Ultimately, Haversat says, she would like to become a biology professor and teach undergraduates. Hopkins has helped in that regard, offering resources on teaching at the college level, using evidence-based teaching practices. For another project during her third year in her Ph.D. program, she got to develop and pilot a genetics lab where undergraduates are taught CRISPR and they get to use it in worms. She’s also applying to the Dean’s teaching fellowship.
“I love seeing a light bulb go off, and that ‘Aha!’ moment. I love human interactions, and propagating human kindness to students who really need it. People say, ‘Oh, if you can’t do science, you teach,’ and I don’t like that. Very good scientists should be teaching,” she says.
In the lab
Dr. Kim is extremely accessible, Haversat says. Her office door is always open. She’s supportive of Haversat’s teaching interests, and an amazing biochemist. And the way she asks and answers questions, Haversat says, is like no one else in the field.
“For example, with my project, it would be easy to just find the role of the protein, knock it out, and then analyze the phenotype. Other worm labs would do that. But Yumi has taken it a step further.

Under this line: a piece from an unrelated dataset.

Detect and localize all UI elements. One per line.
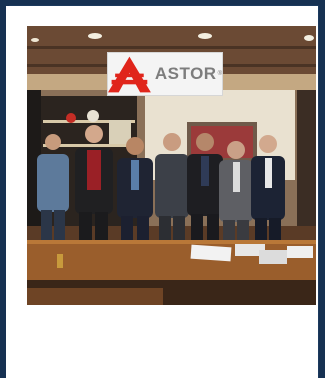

She said, ‘Let’s express this in vitro at the bench, and show mechanistically what this protein is capable of doing.’ We are looking at genetics, biochemistry, and cytology and fusing together a bunch of different fields to develop a compelling and convincing story,” Haversat says.
Haversat remains excited about what she’s doing and enthusiastic about her prospects, like continuing to work with students. And she really likes Baltimore and how it supports her joint interests in science and art. “Baltimore is an authentic city; it fosters an amazing environment for community engagement. There is so much character, and people have so much love for the city for a lot of really great reasons.”
Work-life balance is very important to her: In addition to hiking and travel, Haversat plays in a bluegrass band and performs in a puppet troupe.
Advice from the teacher
Haversat urges prospective students to be true to themselves when evaluating what they’re looking for. She’s happy, she says, because she’s found a place that enables her to have the opportunity for research, as well as a life outside the lab.
And she’s also got advice for current students to help them get the most out of their time here. “Before coming here, I had never taken a biophysics class, and then I needed to. My program got me a tutor, for free. Think about what you need and if you are getting it. If you aren’t getting it, do something about it. Talk to the people you need to talk to—your boss, your department, whoever. There are so many resources here.”